Knesset Erupts into Chaos as Contested ‘Muezzin Bill’ Passes Preliminary Reading (VIDEO)

The Israeli law aims at changing the character of Palestine. (Photo: Video grab, file)

Israel’s parliament, the Knesset, passed a preliminary reading of the contested “Muezzin bill” — which seeks to impose limits on the Muslim call to prayer in Israel and in occupied East Jerusalem — on Wednesday, with several Palestinian Knesset members being removed from the plenum, according to Israeli media.

The bill passed the reading with 55 votes in favor and 48 against, with Israel’s Jerusalem Post reporting that during the reading, the “plenum devolved into chaos.”

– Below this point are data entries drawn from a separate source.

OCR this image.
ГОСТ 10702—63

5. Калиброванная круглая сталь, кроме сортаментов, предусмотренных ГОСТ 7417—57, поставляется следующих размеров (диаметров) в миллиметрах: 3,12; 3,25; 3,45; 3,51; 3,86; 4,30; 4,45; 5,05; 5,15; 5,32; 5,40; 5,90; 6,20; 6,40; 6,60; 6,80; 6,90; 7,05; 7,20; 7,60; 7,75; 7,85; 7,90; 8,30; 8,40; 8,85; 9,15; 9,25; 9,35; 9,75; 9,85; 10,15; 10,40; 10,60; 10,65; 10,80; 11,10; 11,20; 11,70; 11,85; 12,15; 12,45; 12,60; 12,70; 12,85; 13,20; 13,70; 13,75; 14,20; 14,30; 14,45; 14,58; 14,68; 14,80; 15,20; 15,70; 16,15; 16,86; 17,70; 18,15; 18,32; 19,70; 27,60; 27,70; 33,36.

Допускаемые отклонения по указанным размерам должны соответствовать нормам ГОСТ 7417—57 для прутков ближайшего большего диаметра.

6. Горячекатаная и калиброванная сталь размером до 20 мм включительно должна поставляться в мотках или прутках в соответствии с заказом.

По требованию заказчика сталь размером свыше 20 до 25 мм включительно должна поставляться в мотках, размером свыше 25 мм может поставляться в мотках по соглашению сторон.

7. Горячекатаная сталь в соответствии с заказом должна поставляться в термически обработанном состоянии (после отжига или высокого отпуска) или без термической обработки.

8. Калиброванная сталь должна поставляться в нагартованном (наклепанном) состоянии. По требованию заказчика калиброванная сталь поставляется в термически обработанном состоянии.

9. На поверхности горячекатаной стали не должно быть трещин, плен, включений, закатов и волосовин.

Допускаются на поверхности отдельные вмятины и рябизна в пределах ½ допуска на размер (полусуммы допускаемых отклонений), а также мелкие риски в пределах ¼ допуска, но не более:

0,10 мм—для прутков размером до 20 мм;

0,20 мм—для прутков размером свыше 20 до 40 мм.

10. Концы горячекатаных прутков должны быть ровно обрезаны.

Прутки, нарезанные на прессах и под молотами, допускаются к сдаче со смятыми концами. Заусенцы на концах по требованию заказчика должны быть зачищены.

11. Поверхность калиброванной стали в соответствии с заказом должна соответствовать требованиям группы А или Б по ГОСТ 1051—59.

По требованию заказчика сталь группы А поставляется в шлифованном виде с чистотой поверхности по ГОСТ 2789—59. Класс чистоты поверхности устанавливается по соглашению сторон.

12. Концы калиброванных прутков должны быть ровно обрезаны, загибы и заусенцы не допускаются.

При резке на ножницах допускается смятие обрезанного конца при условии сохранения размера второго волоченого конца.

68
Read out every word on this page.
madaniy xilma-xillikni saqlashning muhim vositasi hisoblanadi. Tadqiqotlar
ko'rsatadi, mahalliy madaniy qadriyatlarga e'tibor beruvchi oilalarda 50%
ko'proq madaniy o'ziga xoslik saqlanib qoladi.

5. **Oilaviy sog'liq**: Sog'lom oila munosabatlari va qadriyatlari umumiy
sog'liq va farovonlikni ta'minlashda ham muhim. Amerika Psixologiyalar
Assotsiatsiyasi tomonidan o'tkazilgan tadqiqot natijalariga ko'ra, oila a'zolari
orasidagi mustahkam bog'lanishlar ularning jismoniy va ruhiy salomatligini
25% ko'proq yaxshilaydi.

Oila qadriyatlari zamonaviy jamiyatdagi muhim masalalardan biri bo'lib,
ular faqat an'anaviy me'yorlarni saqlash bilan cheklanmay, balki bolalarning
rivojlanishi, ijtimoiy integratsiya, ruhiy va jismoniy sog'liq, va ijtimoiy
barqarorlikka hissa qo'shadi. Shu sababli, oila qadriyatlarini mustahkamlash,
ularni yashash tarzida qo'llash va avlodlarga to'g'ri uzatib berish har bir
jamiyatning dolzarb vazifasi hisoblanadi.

Palestinian MK Zuheir Bahloul, a member of the center-left Zionist Union party called the bill “a declaration of war…between sanity and racism,” against Israel’s Palestinian minority.

MK Ayman Odeh of the Joint List — the political bloc representing parties led by Palestinian citizens of Israel in the Knesset — was escorted out of the plenum after he stood up and ripped a copy of the bill into shreds.

Meanwhile, MK Robert Ilatov of the right-wing Yisrael Beiteinu party shouted at Joint List MK Usama Saadi to “go back to Saudi Arabia!” The two men engaged in a shouting match which resulted in Saadi, a Palestinian citizen of Israel, being removed from the room.

MK Ahmad Tibi, also of the Joint list, was also removed while giving a speech during the debate.

“Instead of honoring their customs and traditions, this is what we do? Shame,” Zehava Galon, chair of the left-wing Meretz party, said, calling the debate and the bill a “fiasco.”

Gilad Erdan, Israel’s minister of public security and member of the right-wing Likud party, demanded that Galon apologize for her remarks, to which she responded “first apologize for Umm al-Hiran,” referring to the deadly Israeli demolition raid in the Negev-area Bedouin village in January which left a local Palestinian math teacher dead, whom Erdan initially accused of being a “terrorist.”

Meanwhile, the author of the bill, MK Moti Yogev of the right-wing Jewish Home party, defended the legislation by claiming that the bill was not intended to violate religious freedoms, but rather “to benefit students and drivers, as well as the sleep cycles of citizens,” who the bill says “suffer regularly and daily from the noise caused by the call of the muezzin from mosques.”

The Muslim call to prayer — also known as the adhan — is broadcast five times a day from mosques or Islamic centers.

Critics of the bill have argued that the draft legislation was superfluous given existing noise regulations, and therefore could be construed as an attack specifically targeting the Muslim right to worship.

The current version of the “Muezzin bill” — referring to the men responsible for the call to prayer — only affects the call for the Muslim dawn prayer, also known as the fajr.

Wednesday’s reading was the first of three rounds of votes that the bill must pass through before it can become law.